If we are to develop these opportunities, we must develop a smarter workforce. We must
encourage smart, innovative young people to not only code and program, but learn to run
the tools of manufacturing. CNC (computer numerically controlled) tools are giant robots
that make. They carve, they cut, they weld and they have been doing this in industry for 50
years. I used my first 3D printer 25 years ago. The difference today is that these tools are
no longer the behemoths of industry. They are not only controlled by elite corporations
wealthy enough to own them. You don't need to be an engineer to design for them. 


These same tools are available in smaller more affordable format. From car size to desktop,
depending on the job, these tools are available and affordable. If you can design graphics
on a computer, you can design for these machines. The old days of “Be one of the boys, be part of the team, be a pro and get into manufacturing,” just doesn’t resonate with today’s generation. We can’t continue to sell manufacturing the way we did in the 1970s. We can't afford to continue to manufacture the way we did in the 1970's either. And we can't afford to give all of the start up funding to "The Pitch" squad.

The kids of today are a digitally connected, video game driven, and outspoken generation.
Millennials aren’t lazy, they’re smart. If you want to encourage a young person to work in
manufacturing, don’t convince them that operating a CNC machine is a good way to make
a living. Instead, take the time to show them what a CNC machine is-it’s a giant freaking robot!
They could be piloting a giant robot! Teach them that not only can they run it, but they can
design for it. Show them that these tools can create anything they can imagine. And not just
industrial tech, they can use them to make art! The finest welders I have ever known, (and yes I
was a professional welder), learned their craft in art school. The new manufacturing workforce is
more artist than grease monkey and it’s time we started treating them that way.

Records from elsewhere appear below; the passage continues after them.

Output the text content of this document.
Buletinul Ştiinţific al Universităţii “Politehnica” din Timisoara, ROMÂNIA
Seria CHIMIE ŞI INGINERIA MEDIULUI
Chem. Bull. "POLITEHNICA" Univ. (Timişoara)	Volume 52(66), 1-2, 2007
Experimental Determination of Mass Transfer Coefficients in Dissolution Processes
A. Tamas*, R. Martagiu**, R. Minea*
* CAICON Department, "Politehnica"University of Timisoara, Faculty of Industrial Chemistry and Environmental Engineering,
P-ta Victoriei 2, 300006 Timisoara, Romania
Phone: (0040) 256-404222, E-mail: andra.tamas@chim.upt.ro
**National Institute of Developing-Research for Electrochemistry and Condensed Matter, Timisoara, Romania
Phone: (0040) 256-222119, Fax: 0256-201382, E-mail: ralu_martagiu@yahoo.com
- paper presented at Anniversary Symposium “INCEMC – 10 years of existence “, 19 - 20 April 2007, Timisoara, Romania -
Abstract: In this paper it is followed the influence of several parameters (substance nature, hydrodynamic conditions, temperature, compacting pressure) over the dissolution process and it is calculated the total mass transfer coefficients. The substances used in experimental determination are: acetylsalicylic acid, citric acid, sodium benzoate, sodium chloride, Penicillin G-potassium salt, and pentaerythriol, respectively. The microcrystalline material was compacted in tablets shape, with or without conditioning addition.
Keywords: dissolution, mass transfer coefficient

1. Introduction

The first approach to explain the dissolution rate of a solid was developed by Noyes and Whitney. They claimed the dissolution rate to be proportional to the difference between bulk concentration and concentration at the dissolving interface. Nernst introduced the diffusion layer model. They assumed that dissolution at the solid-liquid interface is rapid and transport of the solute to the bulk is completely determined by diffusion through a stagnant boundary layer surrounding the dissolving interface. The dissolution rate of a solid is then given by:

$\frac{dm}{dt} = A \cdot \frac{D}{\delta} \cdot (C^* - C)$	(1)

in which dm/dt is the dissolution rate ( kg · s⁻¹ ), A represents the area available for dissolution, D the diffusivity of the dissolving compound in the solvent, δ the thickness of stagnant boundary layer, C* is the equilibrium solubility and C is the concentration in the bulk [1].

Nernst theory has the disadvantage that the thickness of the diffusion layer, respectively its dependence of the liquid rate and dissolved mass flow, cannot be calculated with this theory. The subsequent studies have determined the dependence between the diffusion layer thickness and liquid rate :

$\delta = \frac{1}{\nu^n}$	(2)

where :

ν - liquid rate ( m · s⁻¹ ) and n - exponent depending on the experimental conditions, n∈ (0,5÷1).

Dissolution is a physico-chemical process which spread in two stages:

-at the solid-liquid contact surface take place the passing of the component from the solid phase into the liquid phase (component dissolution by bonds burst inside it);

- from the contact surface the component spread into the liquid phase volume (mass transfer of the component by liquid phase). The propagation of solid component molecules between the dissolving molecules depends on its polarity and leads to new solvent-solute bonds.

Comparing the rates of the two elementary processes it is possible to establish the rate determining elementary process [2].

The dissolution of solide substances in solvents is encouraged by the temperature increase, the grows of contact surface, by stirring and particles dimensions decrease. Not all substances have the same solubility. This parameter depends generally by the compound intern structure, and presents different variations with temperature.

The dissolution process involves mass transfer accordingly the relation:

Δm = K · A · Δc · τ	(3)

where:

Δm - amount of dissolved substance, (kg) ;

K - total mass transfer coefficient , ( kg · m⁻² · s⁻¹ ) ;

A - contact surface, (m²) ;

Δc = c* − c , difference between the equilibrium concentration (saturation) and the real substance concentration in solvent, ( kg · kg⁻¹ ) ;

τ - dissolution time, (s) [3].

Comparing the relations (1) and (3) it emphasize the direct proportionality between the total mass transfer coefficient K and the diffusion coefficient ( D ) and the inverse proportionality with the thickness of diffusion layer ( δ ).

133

Okay, I started out bashing entrepreneurship and wound up talking about manufacturing, the maker movement, kids and art. What does one have to do with the other? Let's bring it back around, full circle.

The point is this: entrepreneurship is vital but small business is the backbone of the United States. The startup community needs to build businesses, it can't just stop at lean canvas. Millennials need jobs and us old folks need them to pay taxes.

Right now thousands of young artists, inventors, and maker-entrepreneurs are sitting on scalable products and patented inventions because they lack the skills, access to tools, small venture-capital, and a path to manufacturing at a startup scale. These young makers are passionate and driven and they are the key to our economic future. It's our job to see the potential in what they are building.